Some Upstate Children Need A Boost

Of vaccine after doctor's office error

Patrick Gentry
November 30, 2018 - 1:23 pm

Pediatric Associates-Easley and Pediatric Associates-Powdersville will offer free re-immunizations to children who may not have received full doses of some immunizations administered as part of well-child visits. Families were notified this week.

GHS believes that very few children actually received less-than-optimal dosing, but even one child is too many. Out of extreme caution, GHS has offered free re-immunizations to all potentially affected children at the two practice locations. Approximately 1,800 children – or 14 percent of patients at the two locations – will require re-immunization. Only Pediatric Associates offices in Easley and Powdersville are involved.

The two offices will offer the free immunizations during regular office hours as well as at special after-hours and weekend clinics. The special clinics are scheduled for the first two weeks of December but will run longer as needed to ensure families have access to convenient times to re-immunize their children as soon as possible. Families with potentially impacted children were sent certified and regular-delivery letters this week.

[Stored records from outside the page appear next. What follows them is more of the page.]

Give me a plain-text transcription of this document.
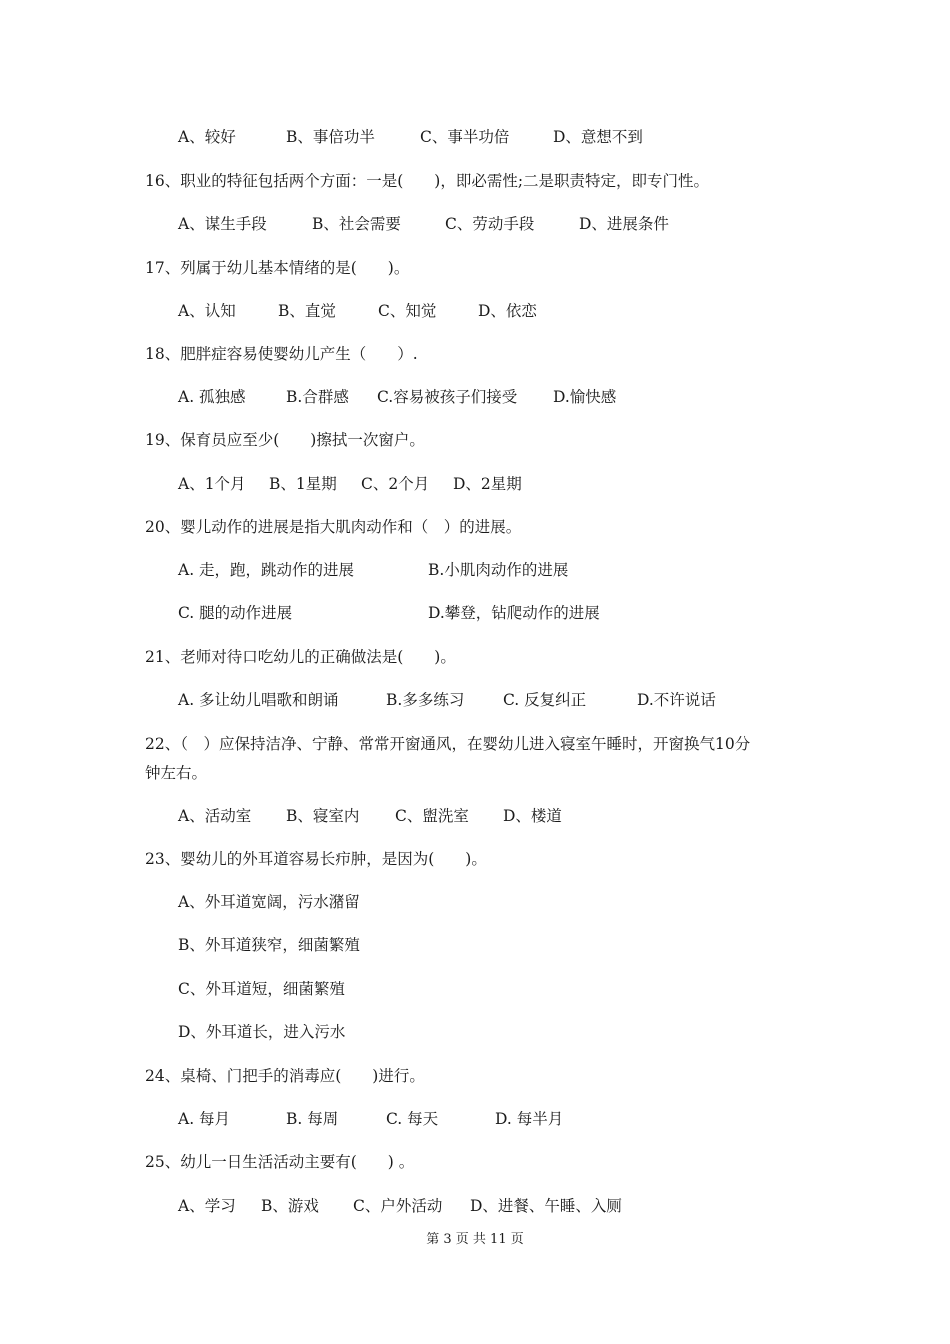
A、较好	B、事倍功半	C、事半功倍	D、意想不到
16、职业的特征包括两个方面：一是(　　)，即必需性;二是职责特定，即专门性。
A、谋生手段	B、社会需要	C、劳动手段	D、进展条件
17、列属于幼儿基本情绪的是(　　)。
A、认知	B、直觉	C、知觉	D、依恋
18、肥胖症容易使婴幼儿产生（　　）.
A. 孤独感	B.合群感 C.容易被孩子们接受 D.愉快感
19、保育员应至少(　　)擦拭一次窗户。
A、1个月 B、1星期 C、2个月 D、2星期
20、婴儿动作的进展是指大肌肉动作和（　）的进展。
A. 走，跑，跳动作的进展	B.小肌肉动作的进展
C. 腿的动作进展	D.攀登，钻爬动作的进展
21、老师对待口吃幼儿的正确做法是(　　)。
A. 多让幼儿唱歌和朗诵	B.多多练习 C. 反复纠正	D.不许说话
22、（　）应保持洁净、宁静、常常开窗通风，在婴幼儿进入寝室午睡时，开窗换气10分
钟左右。
A、活动室 B、寝室内 C、盥洗室 D、楼道
23、婴幼儿的外耳道容易长疖肿，是因为(　　)。
A、外耳道宽阔，污水潴留
B、外耳道狭窄，细菌繁殖
C、外耳道短，细菌繁殖
D、外耳道长，进入污水
24、桌椅、门把手的消毒应(　　)进行。
A. 每月	B. 每周	C. 每天	D. 每半月
25、幼儿一日生活活动主要有(　　) 。
A、学习 B、游戏 C、户外活动 D、进餐、午睡、入厕
第 3 页 共 11 页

Families were urged to contact the practice at 864-855-0001 to schedule re-immunizations or ask questions.  

Robin LaCroix, MD, medical director of the Children's Hospital of Greenville Health System, said the issue was identified through an internal audit and that GHS took quick action to remedy the situation. An investigation attributed the problem to human error. GHS has taken appropriate follow-up actions, and the team member who provided the immunizations in question is no longer with the practice.

GHS, which has robust protocols around immunization, proactively reported the matter to state health authorities.

“We’re committed to taking whatever extra steps are necessary to ensure children who could have potentially been under-immunized receive the correct immunization dosing as quickly as possible,” LaCroix said.

LaCroix stressed that re-immunization was safe. The American Academy of Pediatrics, the Centers for Disease Control and Prevention (CDC) and the S.C. Department of Health and Environmental Control all agree that this protection is important. The CDC recommends repeat immunizations in situations where immunization cannot be confirmed. GHS physicians have already analyzed each potentially affected child's medical record and developed protocols to ensure the needed immunizations are given on the correct schedule to each child. 

GHS is not aware of any of the potentially impacted children developing illnesses as a result of not receiving full doses of immunizations, said LaCroix.

"We want families to know that their children's health and safety is our top priority,” said LaCroix. “We apologize for any worry we’ve caused and for the inconvenience of re-immunizing their children. We will work hard to make sure all potentially affected children receive full and appropriate immunizations in ways that are most convenient for their families.”